Step 1: Understanding the Concept:
When a conducting rod moves through a magnetic field, the free charges within the conductor experience a Lorentz force. This force causes the charges to accumulate at the ends of the rod, creating a potential difference called motional electromotive force (EMF).
If the rod is connected to an external circuit, this induced EMF drives an electric current through the loop.
Step 2: Key Formula or Approach:
1. The induced EMF (\(\varepsilon\)) for a rod of length \(l\) moving with velocity \(v\) perpendicular to a magnetic field \(B\) is:
\[ \varepsilon = Blv \]
2. According to Ohm's Law, the current (\(I\)) in a circuit is given by:
\[ I = \frac{\text{Total EMF}}{\text{Total Resistance}} \]
Step 3: Detailed Explanation:
In this scenario, the moving rod \(AB\) acts like a battery with an EMF of \(Blv\) and an internal resistance \(r\).
The rod is connected to a wire loop \(PQRS\). The problem states that the resistance of this external wire \(PQRS\) is negligible (effectively zero).
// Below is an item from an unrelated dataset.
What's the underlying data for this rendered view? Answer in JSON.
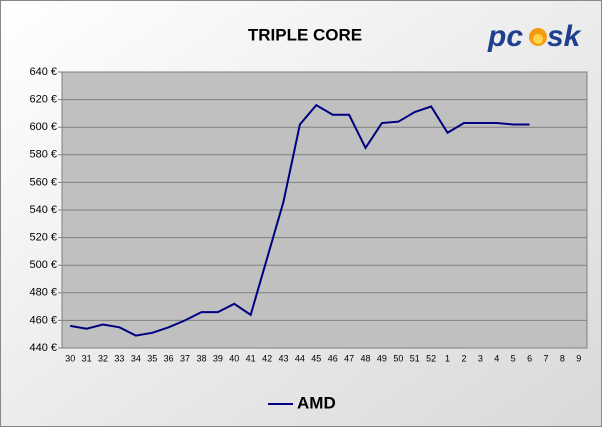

The total resistance (\(R_{eq}\)) of the closed circuit is:
\[ R_{eq} = \text{Resistance of rod } AB + \text{Resistance of wire } PQRS \]
\[ R_{eq} = r + 0 = r \]
The current \(I\) flowing through the circuit (and thus through the wire \(PQRS\)) is:
\[ I = \frac{\varepsilon}{R_{eq}} \]
\[ I = \frac{Blv}{r} \]
This current will flow in a direction determined by Lenz's Law or the Right-Hand Palm Rule.
Step 4: Final Answer:
The current passing through the wire is \(\frac{Blv}{r}\).